One of the coolest places we saw was an underground cistern built by the Romans that was only recently discovered.  It's right underneath one of the main squares of historical Constantinople, and it's enormous, e.g. the size of a football field, and 4 stories deep.  It's hard to believe no one knew it was there.  There's currently a few feet of water in the bottom of it, in which fish fish swim around in the eery mood lighting.  We wondered what the fish feed on.  (perhaps errant tourists)

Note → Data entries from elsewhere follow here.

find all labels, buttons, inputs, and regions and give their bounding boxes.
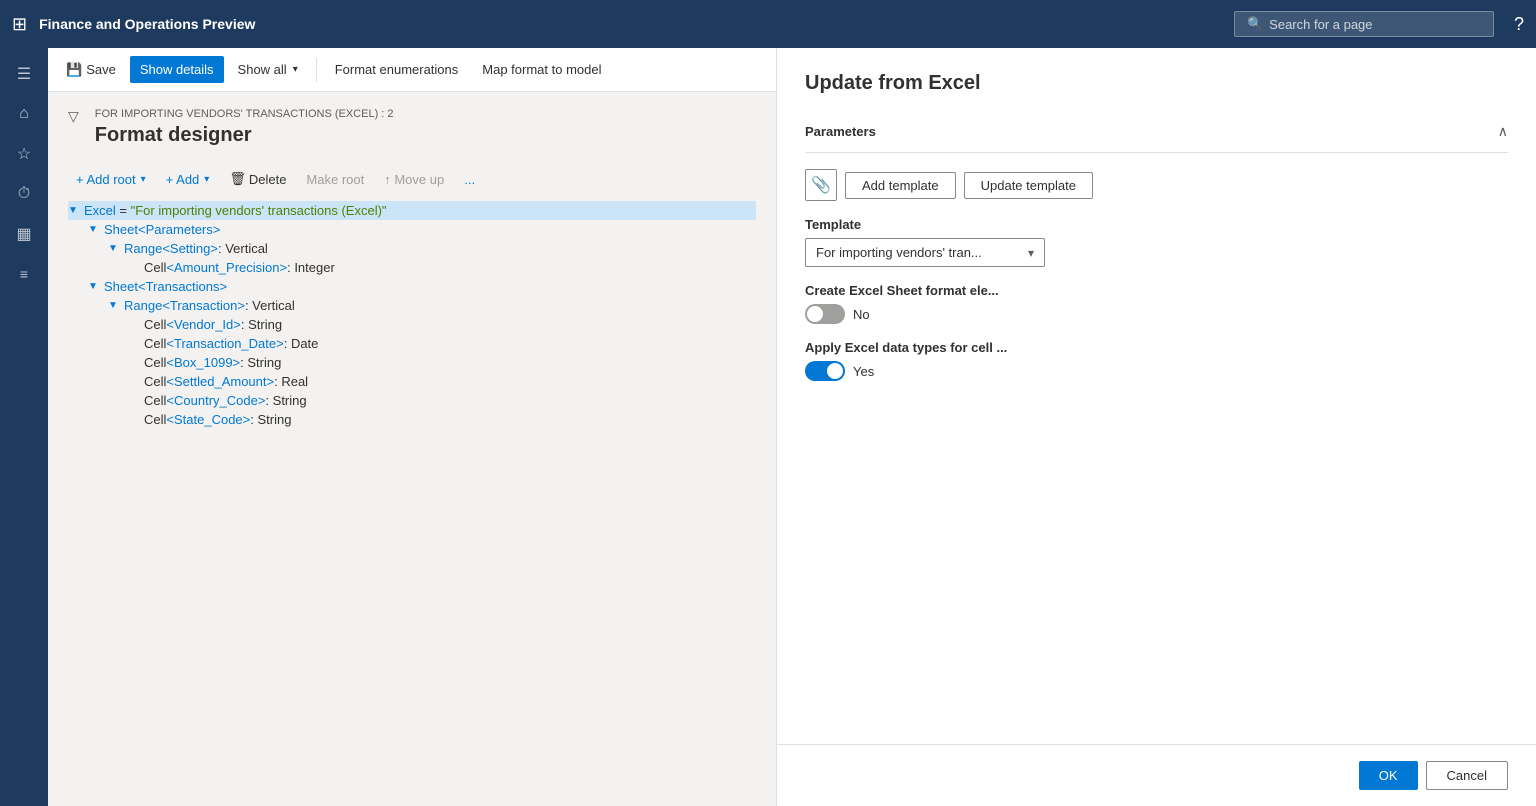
right-panel: Update from Excel Parameters ∧ 📎 Add tem… xyxy=(776,48,1536,806)
create-excel-label: Create Excel Sheet format ele... xyxy=(805,283,1508,298)
search-box[interactable]: 🔍 Search for a page xyxy=(1234,11,1494,37)
show-all-arrow-icon: ▾ xyxy=(293,64,298,75)
tree-node-cell-amount[interactable]: Cell<Amount_Precision>: Integer xyxy=(68,258,756,277)
collapse-icon[interactable]: ∧ xyxy=(1498,123,1508,140)
create-excel-toggle[interactable] xyxy=(805,304,845,324)
tree-node-root[interactable]: ▼ Excel = "For importing vendors' transa… xyxy=(68,201,756,220)
sidebar: ☰ ⌂ ☆ ⏱ ▦ ≡ xyxy=(0,48,48,806)
tree-node-cell-settled[interactable]: Cell<Settled_Amount>: Real xyxy=(68,372,756,391)
apply-excel-value: Yes xyxy=(853,364,874,379)
apply-excel-toggle-thumb xyxy=(827,363,843,379)
tree-node-range-transaction[interactable]: ▼ Range<Transaction>: Vertical xyxy=(68,296,756,315)
move-up-button[interactable]: ↑ Move up xyxy=(376,168,452,191)
sidebar-item-favorites[interactable]: ☆ xyxy=(6,136,42,172)
filter-icon: ▽ xyxy=(68,108,79,125)
toolbar-divider-1 xyxy=(316,58,317,82)
grid-icon[interactable]: ⊞ xyxy=(12,14,27,35)
ok-button[interactable]: OK xyxy=(1359,761,1418,790)
show-all-button[interactable]: Show all ▾ xyxy=(228,56,308,83)
expand-sheet-params-icon[interactable]: ▼ xyxy=(88,224,104,235)
apply-excel-toggle-row: Yes xyxy=(805,361,1508,381)
attach-icon: 📎 xyxy=(811,175,831,195)
apply-excel-toggle[interactable] xyxy=(805,361,845,381)
create-excel-toggle-row: No xyxy=(805,304,1508,324)
template-field-label: Template xyxy=(805,217,1508,232)
template-dropdown-value: For importing vendors' tran... xyxy=(816,245,982,260)
show-details-button[interactable]: Show details xyxy=(130,56,224,83)
sidebar-item-menu[interactable]: ☰ xyxy=(6,56,42,92)
expand-range-transaction-icon[interactable]: ▼ xyxy=(108,300,124,311)
right-panel-footer: OK Cancel xyxy=(777,744,1536,806)
content-area: 💾 Save Show details Show all ▾ Format en… xyxy=(48,48,776,806)
template-dropdown[interactable]: For importing vendors' tran... ▾ xyxy=(805,238,1045,267)
sidebar-item-home[interactable]: ⌂ xyxy=(6,96,42,132)
apply-excel-label: Apply Excel data types for cell ... xyxy=(805,340,1508,355)
save-button[interactable]: 💾 Save xyxy=(56,56,126,84)
search-placeholder: Search for a page xyxy=(1269,17,1372,32)
delete-icon: 🗑 xyxy=(229,171,246,187)
format-enumerations-button[interactable]: Format enumerations xyxy=(325,56,469,83)
expand-range-setting-icon[interactable]: ▼ xyxy=(108,243,124,254)
right-panel-title: Update from Excel xyxy=(777,48,1536,111)
map-format-button[interactable]: Map format to model xyxy=(472,56,611,83)
create-excel-field-row: Create Excel Sheet format ele... No xyxy=(805,283,1508,324)
add-arrow-icon: ▾ xyxy=(204,174,209,185)
top-bar: ⊞ Finance and Operations Preview 🔍 Searc… xyxy=(0,0,1536,48)
more-button[interactable]: ... xyxy=(456,168,483,191)
update-template-button[interactable]: Update template xyxy=(964,172,1093,199)
template-buttons: 📎 Add template Update template xyxy=(805,169,1508,201)
template-field-row: Template For importing vendors' tran... … xyxy=(805,217,1508,267)
sidebar-item-list[interactable]: ≡ xyxy=(6,256,42,292)
tree-node-cell-vendor[interactable]: Cell<Vendor_Id>: String xyxy=(68,315,756,334)
app-title: Finance and Operations Preview xyxy=(39,16,1222,32)
attach-button[interactable]: 📎 xyxy=(805,169,837,201)
toolbar: 💾 Save Show details Show all ▾ Format en… xyxy=(48,48,776,92)
tree-node-sheet-transactions[interactable]: ▼ Sheet<Transactions> xyxy=(68,277,756,296)
add-template-button[interactable]: Add template xyxy=(845,172,956,199)
params-section-header: Parameters ∧ xyxy=(805,111,1508,153)
breadcrumb: FOR IMPORTING VENDORS' TRANSACTIONS (EXC… xyxy=(95,108,394,120)
cancel-button[interactable]: Cancel xyxy=(1426,761,1508,790)
add-root-arrow-icon: ▾ xyxy=(141,174,146,185)
tree-node-cell-state[interactable]: Cell<State_Code>: String xyxy=(68,410,756,429)
tree-node-cell-txdate[interactable]: Cell<Transaction_Date>: Date xyxy=(68,334,756,353)
tree-node-range-setting[interactable]: ▼ Range<Setting>: Vertical xyxy=(68,239,756,258)
make-root-button[interactable]: Make root xyxy=(298,168,372,191)
designer-area: ▽ FOR IMPORTING VENDORS' TRANSACTIONS (E… xyxy=(48,92,776,806)
tree-node-sheet-params[interactable]: ▼ Sheet<Parameters> xyxy=(68,220,756,239)
tree-view: ▼ Excel = "For importing vendors' transa… xyxy=(68,201,756,429)
expand-root-icon[interactable]: ▼ xyxy=(68,205,84,216)
add-button[interactable]: + Add ▾ xyxy=(158,168,218,191)
help-icon[interactable]: ? xyxy=(1514,14,1524,35)
main-layout: ☰ ⌂ ☆ ⏱ ▦ ≡ 💾 Save Show details Show all… xyxy=(0,48,1536,806)
right-panel-body: Parameters ∧ 📎 Add template Update templ… xyxy=(777,111,1536,744)
template-dropdown-arrow-icon: ▾ xyxy=(1028,246,1034,260)
apply-excel-field-row: Apply Excel data types for cell ... Yes xyxy=(805,340,1508,381)
tree-toolbar: + Add root ▾ + Add ▾ 🗑 Delete Make root … xyxy=(68,167,756,191)
search-icon: 🔍 xyxy=(1247,16,1263,32)
add-root-button[interactable]: + Add root ▾ xyxy=(68,168,154,191)
save-icon: 💾 xyxy=(66,62,82,78)
params-section-title: Parameters xyxy=(805,124,876,139)
delete-button[interactable]: 🗑 Delete xyxy=(221,167,294,191)
tree-node-cell-country[interactable]: Cell<Country_Code>: String xyxy=(68,391,756,410)
create-excel-value: No xyxy=(853,307,870,322)
create-excel-toggle-thumb xyxy=(807,306,823,322)
page-title: Format designer xyxy=(95,124,394,147)
tree-node-cell-box[interactable]: Cell<Box_1099>: String xyxy=(68,353,756,372)
sidebar-item-recent[interactable]: ⏱ xyxy=(6,176,42,212)
expand-sheet-transactions-icon[interactable]: ▼ xyxy=(88,281,104,292)
sidebar-item-workspaces[interactable]: ▦ xyxy=(6,216,42,252)
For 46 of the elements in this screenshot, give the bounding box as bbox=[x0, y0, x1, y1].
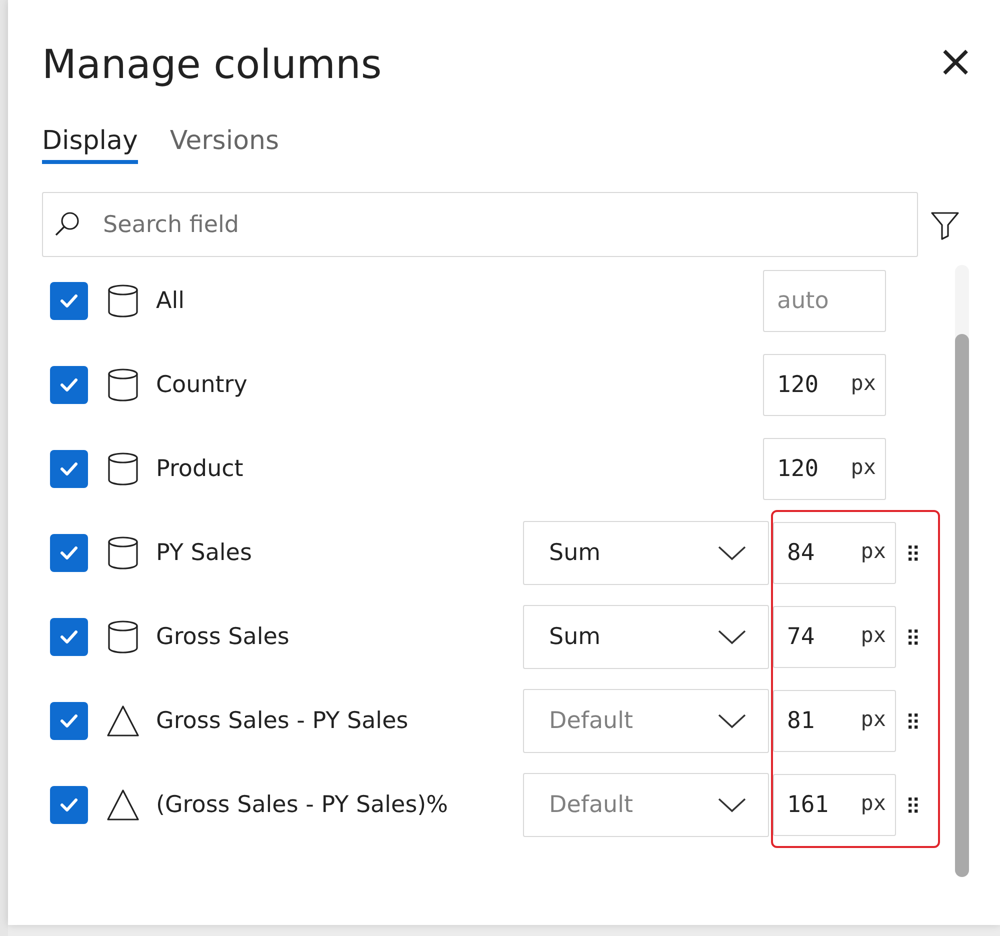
cylinder-icon bbox=[107, 534, 139, 572]
filter-icon[interactable] bbox=[930, 210, 960, 240]
search-icon bbox=[54, 211, 80, 237]
cylinder-icon bbox=[107, 366, 139, 404]
column-name: PY Sales bbox=[156, 540, 253, 566]
column-name: All bbox=[156, 288, 186, 314]
unit-label: px bbox=[850, 371, 876, 395]
cylinder-icon bbox=[107, 282, 139, 320]
scrollbar[interactable] bbox=[955, 265, 969, 877]
unit-label: px bbox=[860, 707, 886, 731]
checkbox[interactable] bbox=[50, 618, 88, 656]
cylinder-icon bbox=[107, 450, 139, 488]
search-field[interactable]: Search field bbox=[42, 192, 918, 257]
chevron-down-icon bbox=[718, 630, 746, 644]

We also had some fantastic Turkish food, including doener kebabs, and lamb at almost every meal.  The lamb was perfectly spiced every time - or perhaps lamb just tastes that good on it's own?  Despite the following picture, we did eat at more places than McDonald's.  The McDonald's in Turkey had a very interesting menu, though.  Besides India, it's one of the places we've been with the most different menu from in the US.  They had a lot of lamb burgers.

I wanted to make like odysseus, so we considered spending more time in turkey and traveling towards italy via boat through the greek islands.  We could see Athens along the way.  This plan fell through, though, because it's low season and we read that many of the ferries were only operating twice a week, and we didn't want to get stuck in the islands for weeks.  Instead we kept our flight and went straight to rome.


  1. I was hoping you would post something about Turkey. You may have had only a few days there but it seems as if you took advantage of the time you had. And I just realized that I could see all of your pictures if I clicked on the words below a picture in your blog. Nice job.

  2. The more I read about Turkey, the more interesting it seems. The idea of having Turkey in the EU seems to scare a lot of Europeans. I remember enjoying the food, especially something that looked like a loaf of bread, stuffed with spicy meat. As always, this was fun to read.